Cryovolcanoes, also known as ice volcanoes, are a type of volcano that erupts volatiles such as water, ammonia, or methane, in an extremely cold environment that is at or below their freezing point. The process of their formation is known as cryovolcanism.
After eruption, cryomagma condenses to a solid form when exposed to the very low surrounding temperature. Cryovolcanoes form on icy moons, and possibly on other low-temperature astronomical objects (e.g., Kuiper belt objects).
How do cryovolcanoes form?
Cryovolcanoes form when heat from the interior of a celestial body melts ice beneath its surface. The melted ice then rises to the surface and erupts.

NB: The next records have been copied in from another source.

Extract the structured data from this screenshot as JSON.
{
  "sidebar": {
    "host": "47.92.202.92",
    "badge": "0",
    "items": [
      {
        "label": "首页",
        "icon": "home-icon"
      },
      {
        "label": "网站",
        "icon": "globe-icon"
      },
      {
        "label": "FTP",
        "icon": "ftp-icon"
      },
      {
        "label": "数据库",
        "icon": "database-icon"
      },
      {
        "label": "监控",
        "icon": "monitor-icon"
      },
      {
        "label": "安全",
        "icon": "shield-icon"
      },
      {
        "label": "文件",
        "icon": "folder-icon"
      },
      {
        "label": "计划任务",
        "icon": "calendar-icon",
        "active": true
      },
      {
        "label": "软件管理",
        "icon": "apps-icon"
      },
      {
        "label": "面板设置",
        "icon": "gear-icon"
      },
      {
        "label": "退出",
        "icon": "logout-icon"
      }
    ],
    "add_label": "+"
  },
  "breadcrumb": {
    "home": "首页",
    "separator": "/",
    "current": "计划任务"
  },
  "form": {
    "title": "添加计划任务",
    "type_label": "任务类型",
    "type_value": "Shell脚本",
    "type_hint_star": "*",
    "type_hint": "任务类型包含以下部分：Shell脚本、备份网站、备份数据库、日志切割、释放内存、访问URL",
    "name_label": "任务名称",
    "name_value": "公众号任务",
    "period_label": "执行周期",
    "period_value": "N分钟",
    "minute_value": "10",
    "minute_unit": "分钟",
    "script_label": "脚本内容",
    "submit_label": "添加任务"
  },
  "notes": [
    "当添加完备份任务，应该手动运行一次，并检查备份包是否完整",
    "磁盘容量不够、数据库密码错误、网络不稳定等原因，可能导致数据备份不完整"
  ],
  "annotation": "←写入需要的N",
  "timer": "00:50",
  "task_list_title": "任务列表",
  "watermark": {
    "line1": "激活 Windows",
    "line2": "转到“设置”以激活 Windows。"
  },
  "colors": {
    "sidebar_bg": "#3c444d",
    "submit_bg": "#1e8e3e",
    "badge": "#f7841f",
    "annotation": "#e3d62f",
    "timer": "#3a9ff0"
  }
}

The heat that powers cryovolcanism can come from a variety of sources, including tidal heating, radioactive decay, and impacts from other celestial bodies.
What do cryovolcanoes erupt?
Cryovolcanoes erupt a variety of volatiles, including water, ammonia, and methane. These volatiles can form plumes that can reach into the atmosphere of the celestial body. In some cases, the volatiles can even escape into space.
A geyser, but it gives you an idea of how a cryovolcano looks like!
The energy required to melt ices and produce cryovolcanoes usually comes from tidal friction. It has also been suggested that translucent deposits of frozen materials could create a sub-surface greenhouse effect that would accumulate the required heat.
Signs of past warming of the Kuiper belt object Quaoar have led scientists to speculate that it exhibited cryovolcanism in the past. Radioactive decay could provide the energy necessary for such activity, as cryovolcanoes can emit water mixed with ammonia, which would melt at 180 K (−95 °C) and create an extremely cold liquid that would flow out of the volcano.